22. Bölüm - İkinci Part.

326 32 44
                                    

Başka bir oyuncaktan daha inerken Atilla bize söyleniyor ve Ebrar bize saldırıyordu. İkisi de sıkıntıdandı yani ama, herkesin bir duygularını belli etme tarzı var tabii.

“Beni eve götürün,” diye söylendi Ebrar.

Doğukan “Atilla’yla gidin,” dedi ve kolunu omzuma attı. Çok güzel, iyi, tamam da, öküz kadar kolun var Dodocuğum. İki dakikaya vefad olurum ben burda.

Atilla, Doğukan’ın sunduğu fikir üzerine “olur,” derken Ebrar “hayır,” diye cırladı. Eliyle Atilla'yı gösterdi. “Beni bunla gönderemezsiniz, gitmem. Yiyecek gibi bakıyor.”

“Gözler kalbin aynasıdır,” dedi Atilla yaklaşmaya yeltenerek ama ben olsam böyle bir şey yapmazdım. Şimdi Ebrar bir kafa atacak, görecek gününü cahil.

And surprise bitch, Ebrar kafasına tokadı bastı ve hışımla konuştu. “Sana da, senin kalbine de sıçarım. Uzak dur be!”

Atilla kafasını ovuştururken yine kahkaha atmakla ağlamak arasında sesler çıkarıyordu. “Tamam Ebrar,” dedi Doğukan yanımdan ayrılıp. Benim aksime kavgadan hoşlanmıyordu sanırım, bu yüzden Ebrar’ı sakinleştirmeye çalışıyor olmalıydı. Mal işte ne yaparsın.

Doğukan sakinleştirme işini tamamlamış olarak yanıma doğru gelirken yüzünde gün boyunca aklımı kurcalayan, daha önce görmediğim anlamsız gülümseme duruyordu. Anlamsız olduğunu düşünüyordum çünkü her zamanki muzip gülümseme değildi; ayrıca önceki gördüklerime de benzemiyordu. Bu daha çok masumane tarzda bir şeydi. Peki Doğukan masum biri miydi? Bilmiyorum ama eğer hep böyle gülümseyecekse kanabilirdim.

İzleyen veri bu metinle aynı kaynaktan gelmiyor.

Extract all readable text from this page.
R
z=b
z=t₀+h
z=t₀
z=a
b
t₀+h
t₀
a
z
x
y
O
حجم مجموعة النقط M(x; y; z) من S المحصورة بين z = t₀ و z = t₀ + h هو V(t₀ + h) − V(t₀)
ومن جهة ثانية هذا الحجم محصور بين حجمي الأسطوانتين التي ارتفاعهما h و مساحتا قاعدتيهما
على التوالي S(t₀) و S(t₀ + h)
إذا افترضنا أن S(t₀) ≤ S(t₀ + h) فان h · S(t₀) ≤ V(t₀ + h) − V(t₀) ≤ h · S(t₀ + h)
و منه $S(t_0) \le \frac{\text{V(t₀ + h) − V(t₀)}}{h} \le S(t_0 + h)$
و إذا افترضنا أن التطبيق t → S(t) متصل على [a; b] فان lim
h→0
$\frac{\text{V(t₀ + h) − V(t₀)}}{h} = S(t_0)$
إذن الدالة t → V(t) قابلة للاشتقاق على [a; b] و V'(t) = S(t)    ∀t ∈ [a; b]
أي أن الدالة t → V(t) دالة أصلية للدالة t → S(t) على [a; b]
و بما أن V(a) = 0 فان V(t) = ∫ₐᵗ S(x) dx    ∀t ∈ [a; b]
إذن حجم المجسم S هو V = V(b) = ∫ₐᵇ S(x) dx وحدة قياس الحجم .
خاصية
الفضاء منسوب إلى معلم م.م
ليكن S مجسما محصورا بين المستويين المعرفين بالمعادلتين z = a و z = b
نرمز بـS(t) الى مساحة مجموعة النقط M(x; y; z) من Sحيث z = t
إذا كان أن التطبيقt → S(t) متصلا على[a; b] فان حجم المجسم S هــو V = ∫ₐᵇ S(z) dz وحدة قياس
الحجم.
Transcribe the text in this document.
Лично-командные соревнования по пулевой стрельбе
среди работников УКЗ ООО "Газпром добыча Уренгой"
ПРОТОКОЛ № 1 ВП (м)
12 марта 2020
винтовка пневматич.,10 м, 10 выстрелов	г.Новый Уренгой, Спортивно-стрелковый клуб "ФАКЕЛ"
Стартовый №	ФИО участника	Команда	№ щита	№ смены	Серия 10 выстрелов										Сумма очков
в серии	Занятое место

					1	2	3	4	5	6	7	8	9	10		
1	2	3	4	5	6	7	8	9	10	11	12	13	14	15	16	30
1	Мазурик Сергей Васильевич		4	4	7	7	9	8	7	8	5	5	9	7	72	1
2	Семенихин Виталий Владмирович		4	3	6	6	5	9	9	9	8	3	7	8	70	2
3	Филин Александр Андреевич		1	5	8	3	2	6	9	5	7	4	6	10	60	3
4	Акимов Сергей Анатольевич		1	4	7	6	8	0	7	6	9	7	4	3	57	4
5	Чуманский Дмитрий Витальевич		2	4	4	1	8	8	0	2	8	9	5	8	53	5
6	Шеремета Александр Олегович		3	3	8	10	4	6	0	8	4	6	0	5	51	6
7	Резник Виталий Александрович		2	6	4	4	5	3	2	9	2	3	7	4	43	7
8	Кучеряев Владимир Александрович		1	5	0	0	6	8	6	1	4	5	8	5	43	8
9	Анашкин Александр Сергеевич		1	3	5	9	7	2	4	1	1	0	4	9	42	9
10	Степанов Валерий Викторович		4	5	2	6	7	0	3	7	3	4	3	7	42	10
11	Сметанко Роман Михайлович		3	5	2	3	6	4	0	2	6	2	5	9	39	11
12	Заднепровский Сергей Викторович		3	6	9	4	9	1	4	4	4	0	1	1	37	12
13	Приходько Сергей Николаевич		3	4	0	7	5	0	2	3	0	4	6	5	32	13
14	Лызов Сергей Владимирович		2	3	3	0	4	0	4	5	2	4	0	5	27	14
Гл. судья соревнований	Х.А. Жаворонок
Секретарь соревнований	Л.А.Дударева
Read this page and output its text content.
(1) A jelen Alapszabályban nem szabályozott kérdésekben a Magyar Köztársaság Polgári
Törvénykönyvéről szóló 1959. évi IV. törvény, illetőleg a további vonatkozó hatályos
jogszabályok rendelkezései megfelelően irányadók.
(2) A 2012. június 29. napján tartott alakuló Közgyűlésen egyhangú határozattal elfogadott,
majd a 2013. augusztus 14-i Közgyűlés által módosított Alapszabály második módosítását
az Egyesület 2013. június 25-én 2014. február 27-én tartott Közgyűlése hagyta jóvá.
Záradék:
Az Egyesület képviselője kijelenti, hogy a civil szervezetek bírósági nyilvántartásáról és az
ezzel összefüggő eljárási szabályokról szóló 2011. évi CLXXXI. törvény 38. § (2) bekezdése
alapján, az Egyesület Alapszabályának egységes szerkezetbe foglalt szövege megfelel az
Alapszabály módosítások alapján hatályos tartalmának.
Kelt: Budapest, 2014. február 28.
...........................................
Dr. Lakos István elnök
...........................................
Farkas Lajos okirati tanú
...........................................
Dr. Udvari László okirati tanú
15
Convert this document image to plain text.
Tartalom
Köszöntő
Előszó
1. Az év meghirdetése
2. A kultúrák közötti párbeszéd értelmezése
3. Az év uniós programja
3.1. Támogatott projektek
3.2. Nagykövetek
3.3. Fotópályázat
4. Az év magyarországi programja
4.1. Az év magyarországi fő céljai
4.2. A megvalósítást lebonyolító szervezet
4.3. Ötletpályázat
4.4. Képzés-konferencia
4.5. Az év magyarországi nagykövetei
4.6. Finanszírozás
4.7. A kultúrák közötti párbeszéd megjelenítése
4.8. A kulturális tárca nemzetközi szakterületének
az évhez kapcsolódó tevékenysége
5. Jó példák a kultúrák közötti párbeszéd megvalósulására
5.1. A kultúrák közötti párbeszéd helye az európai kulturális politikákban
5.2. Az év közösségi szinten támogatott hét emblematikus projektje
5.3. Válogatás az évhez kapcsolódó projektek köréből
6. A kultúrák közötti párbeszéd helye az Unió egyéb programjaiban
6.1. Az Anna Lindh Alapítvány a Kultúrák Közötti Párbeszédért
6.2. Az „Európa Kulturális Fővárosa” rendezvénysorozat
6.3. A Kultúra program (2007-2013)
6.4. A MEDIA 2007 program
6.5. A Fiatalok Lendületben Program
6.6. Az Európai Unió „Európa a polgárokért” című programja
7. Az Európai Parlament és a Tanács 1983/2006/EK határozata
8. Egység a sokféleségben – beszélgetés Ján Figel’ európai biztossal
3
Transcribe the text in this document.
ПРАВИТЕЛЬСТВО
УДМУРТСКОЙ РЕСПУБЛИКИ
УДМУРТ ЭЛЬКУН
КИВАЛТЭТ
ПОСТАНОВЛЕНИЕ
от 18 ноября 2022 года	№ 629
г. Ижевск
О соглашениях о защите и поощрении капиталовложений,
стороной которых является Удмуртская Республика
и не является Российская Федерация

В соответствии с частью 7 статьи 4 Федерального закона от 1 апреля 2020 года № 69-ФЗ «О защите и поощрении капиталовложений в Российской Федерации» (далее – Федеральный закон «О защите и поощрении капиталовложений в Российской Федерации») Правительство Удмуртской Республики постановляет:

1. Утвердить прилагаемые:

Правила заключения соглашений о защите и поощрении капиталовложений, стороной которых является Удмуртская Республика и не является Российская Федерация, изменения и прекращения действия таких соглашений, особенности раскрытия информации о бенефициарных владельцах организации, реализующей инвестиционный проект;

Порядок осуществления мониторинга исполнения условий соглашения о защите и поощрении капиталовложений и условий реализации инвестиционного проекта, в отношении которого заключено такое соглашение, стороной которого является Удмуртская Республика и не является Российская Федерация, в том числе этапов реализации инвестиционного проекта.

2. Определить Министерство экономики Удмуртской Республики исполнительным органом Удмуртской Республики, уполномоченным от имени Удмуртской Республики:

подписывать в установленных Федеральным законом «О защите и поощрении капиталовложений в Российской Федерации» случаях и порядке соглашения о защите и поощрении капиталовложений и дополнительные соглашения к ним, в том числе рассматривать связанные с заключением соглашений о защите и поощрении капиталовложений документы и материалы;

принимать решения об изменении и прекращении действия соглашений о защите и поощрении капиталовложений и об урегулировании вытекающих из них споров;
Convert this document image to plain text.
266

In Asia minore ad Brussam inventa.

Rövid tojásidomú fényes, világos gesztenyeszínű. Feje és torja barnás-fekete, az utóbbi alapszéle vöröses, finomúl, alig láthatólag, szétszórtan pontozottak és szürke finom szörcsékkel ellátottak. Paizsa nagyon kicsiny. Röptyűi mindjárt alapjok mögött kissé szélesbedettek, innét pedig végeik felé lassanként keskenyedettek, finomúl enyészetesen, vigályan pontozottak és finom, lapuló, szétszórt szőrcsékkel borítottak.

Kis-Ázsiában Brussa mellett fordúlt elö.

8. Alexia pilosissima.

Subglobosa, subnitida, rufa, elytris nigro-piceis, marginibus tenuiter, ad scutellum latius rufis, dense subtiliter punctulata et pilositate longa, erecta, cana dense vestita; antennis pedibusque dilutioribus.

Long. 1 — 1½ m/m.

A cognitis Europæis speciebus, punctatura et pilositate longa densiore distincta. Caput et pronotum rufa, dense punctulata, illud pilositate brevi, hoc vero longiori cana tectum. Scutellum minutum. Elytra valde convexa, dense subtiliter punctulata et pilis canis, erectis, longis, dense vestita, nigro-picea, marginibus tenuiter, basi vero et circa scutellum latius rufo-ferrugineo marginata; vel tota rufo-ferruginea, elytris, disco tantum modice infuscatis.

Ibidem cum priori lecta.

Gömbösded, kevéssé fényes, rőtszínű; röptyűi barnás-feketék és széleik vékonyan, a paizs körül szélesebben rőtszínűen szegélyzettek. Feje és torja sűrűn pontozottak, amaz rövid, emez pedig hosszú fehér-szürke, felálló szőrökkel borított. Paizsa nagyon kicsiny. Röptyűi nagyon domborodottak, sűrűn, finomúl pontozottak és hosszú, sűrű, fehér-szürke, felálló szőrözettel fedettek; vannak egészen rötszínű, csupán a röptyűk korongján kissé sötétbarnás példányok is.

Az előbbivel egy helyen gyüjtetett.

“Beren, telefonun çalıyor,” dedi hemen eski muzip sırıtışına dönerek. Olay, hayatımın özeti.

Telefonu cebimden çıkarırken konuşmaya devam etti. “Biliyorum dayanılmaz bir çekiciliğim var ama bu kadar da dikkatini verme bana be güzelim, senin de bir hayatın var.”

Karnına vurdum ve kim olduğuna bakmadan telefonu açtım. Açmamla beraber de Can konuşmaya başladı. “Kızım ben seninle ne yapayım, ne istiyorsun sen benden? Normalde mesajlara bakmayacak kız değilsin saniyesinde cevap vermen lazım hatta. İyi ki temiz kalpli bir çocuğum da sana izin verdim, yaptığına bak. Böyle mi veriyorsun karşılığını?”

“Can-” dedim konuşmaya çalışarak.

“Sus, konuşma. Benim saf zihniyetimi neden bana karşı kullanıyorsun? Eve bağlayacağım seni. Çıkama hiçbir yere, gör ebeninkini.”

“Senin saf zihniyetine tüküreyim Can. Karı kız gördüğünde gözlerin yuvalarından fırlıyor. Hem neyden bahsediyorsun sen?”

“Kaç tane mesaj attım haberin var mı?”

“Bir mi?” Göz devirdim.

“Evet. Ve sen cevap vermedin! Neyse n’apıyon.”

Doğukan bana ve telefona -sanki orda Can’ı görüyormuş gibi- bakarak iletişimimizi dinliyordu. Bu arada bir şeye dikkat verince acayip tatlı oluyor bu çocuk, kısık gözler felan. Isırası geliyor insanın. Kil mi gad!

“Hiç, Doğukan yanımda, oturuyoruz öyle. Ebrar’la uğraşıyoruz abi, sonra konuşuruz yine.”

“Tamam. Seni sevmiyorum.”

“Bende seni sevmiyorum.”

Telefonu cebime geri tıkıştırdım. Bu arada Ebrar ve Atilla’nın iki bank ötede sakince bir şeyler konuştuğunu görmemle gözüm yaşardı. En iyi arkadaşım insan gibi davranmayı öğreniyor, yabaniliği bırakıyor. Biraz geç ama olsun.